Конечно, она могла сказать: "Все к лучшему, вернемся домой. Там квартира, Владька без тебя страшно скучает. Каждое утро: где папа? Поступишь в институт. Будешь инженером, учителем, да мало ли еще спокойных и уважаемых профессий". Но хрупкая, тоненькая, нежная Ирочка, маявшаяся в другом городе одна с маленьким сынишкой, неожиданно сказала другое:
- Паша, у тебя есть голос. У тебя прекрасный, редкий голос. Крестинский настоящий мастер, он очень хороший человек. Он тебя спасет. Тебе только надо как следует отдохнуть, и давай впрягаться с нового учебного года. Мы с Владькой как-нибудь перебьемся. Ты должен петь. Должен, должен, должен...
Сначала он скептически улыбался. Потом удивился ее силе, настойчивости, благородству. Потом твердо решил: "Еще один год на это отдам. Иллюзий строить не приходится, но еще годик в консерватории позанимаюсь. Вдруг Крестинский, действительно, поможет".
Верить во что-либо он уже боялся.
На первом уроке Евгений Григорьевич мрачно слушал его сиплое пение. Поднял брови, развел руками:
- Ты ведь понимаешь, что ломать тебе больше нечего. Я попробую тебе помочь. Но запомни то, что я тебе сейчас скажу. Человека ничему нельзя научить. Он может только сам научиться. Я буду давать. Ты возьмешь столько, сколько сможешь. Ну, давай попробуем.
И на прощание:
- Пашенька, деточка, мы с тобой многое сможем. Учись у меня на уроках, сам пока не занимайся. Жду тебя завтра в десять.
На первом прослушивании перед комиссией он получил тройку. Но Крестинский сказал: "Ничего, деточка, потерпи. Ты - молодец". Через полгода занятий с Крестинским комиссия консерваторских педагогов поставила ему пять с плюсом. Кто-то сказал: "Если бы была семерка, поставили бы семерку".

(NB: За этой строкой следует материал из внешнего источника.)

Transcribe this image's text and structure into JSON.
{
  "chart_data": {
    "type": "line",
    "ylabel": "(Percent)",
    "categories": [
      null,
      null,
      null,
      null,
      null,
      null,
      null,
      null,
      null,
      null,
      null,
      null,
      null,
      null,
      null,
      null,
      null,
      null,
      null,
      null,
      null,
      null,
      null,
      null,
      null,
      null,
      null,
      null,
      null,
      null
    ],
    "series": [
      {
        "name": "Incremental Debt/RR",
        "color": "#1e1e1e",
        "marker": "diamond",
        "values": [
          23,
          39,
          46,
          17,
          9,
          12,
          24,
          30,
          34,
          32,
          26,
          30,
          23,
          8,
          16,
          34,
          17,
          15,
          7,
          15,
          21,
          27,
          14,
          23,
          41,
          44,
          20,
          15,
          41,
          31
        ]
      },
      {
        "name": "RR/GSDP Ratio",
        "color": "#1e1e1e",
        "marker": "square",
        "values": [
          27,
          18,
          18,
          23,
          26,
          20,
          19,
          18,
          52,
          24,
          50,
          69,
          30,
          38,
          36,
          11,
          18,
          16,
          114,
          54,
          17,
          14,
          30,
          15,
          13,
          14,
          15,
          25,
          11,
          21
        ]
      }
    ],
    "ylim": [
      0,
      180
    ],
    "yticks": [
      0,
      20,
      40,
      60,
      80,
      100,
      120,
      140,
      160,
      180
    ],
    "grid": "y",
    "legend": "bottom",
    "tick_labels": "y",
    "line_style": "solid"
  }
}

Павел считает, что Дед не только вернул ему голос. Он дал ему душу певца. Он показал, внушил, что простое звукоизвлечение никому не нужно. Высокая нота, любил он говорить, это состояние чувств, это полет души. Среди певцов тоже есть маляры, а есть художники. Голый вокал - это ремесло, пачкотня, малярство. Пение - это жизнь души, жизнь героя, это художество. "Природа тебя не обидела: связки толстенные, баритоновые, горло огромное, блестящий верх. Учись этим владеть".
Евгений Григорьевич сразу сказал, что будущее Павла на оперной сцене. Поэтому давал возможность во время пения ходить по классу, гулять, придумывать мизансцены. Требовал абсолютной свободы движений.
- Ты можешь взять любую ноту лежа, стоя на голове, прыгая с рояля. Двигайся, двигайся. Без усилий, вслед музыке.
Куда бы потом через годы после окончания консерватории он ни приезжал, у него спрашивали:
- Вы где учились? У вас такая великолепная школа, такая пластическая свобода. В Италии, наверное?
Он всегда отвечал:
- Русская музыкальная школа. Московская школа. Евгений Григорьевич Крестинский, ученик Нейгауза и Игумнова, Горьковская консерватория.
Для людей знающих это отменная визитная карточка. Школа.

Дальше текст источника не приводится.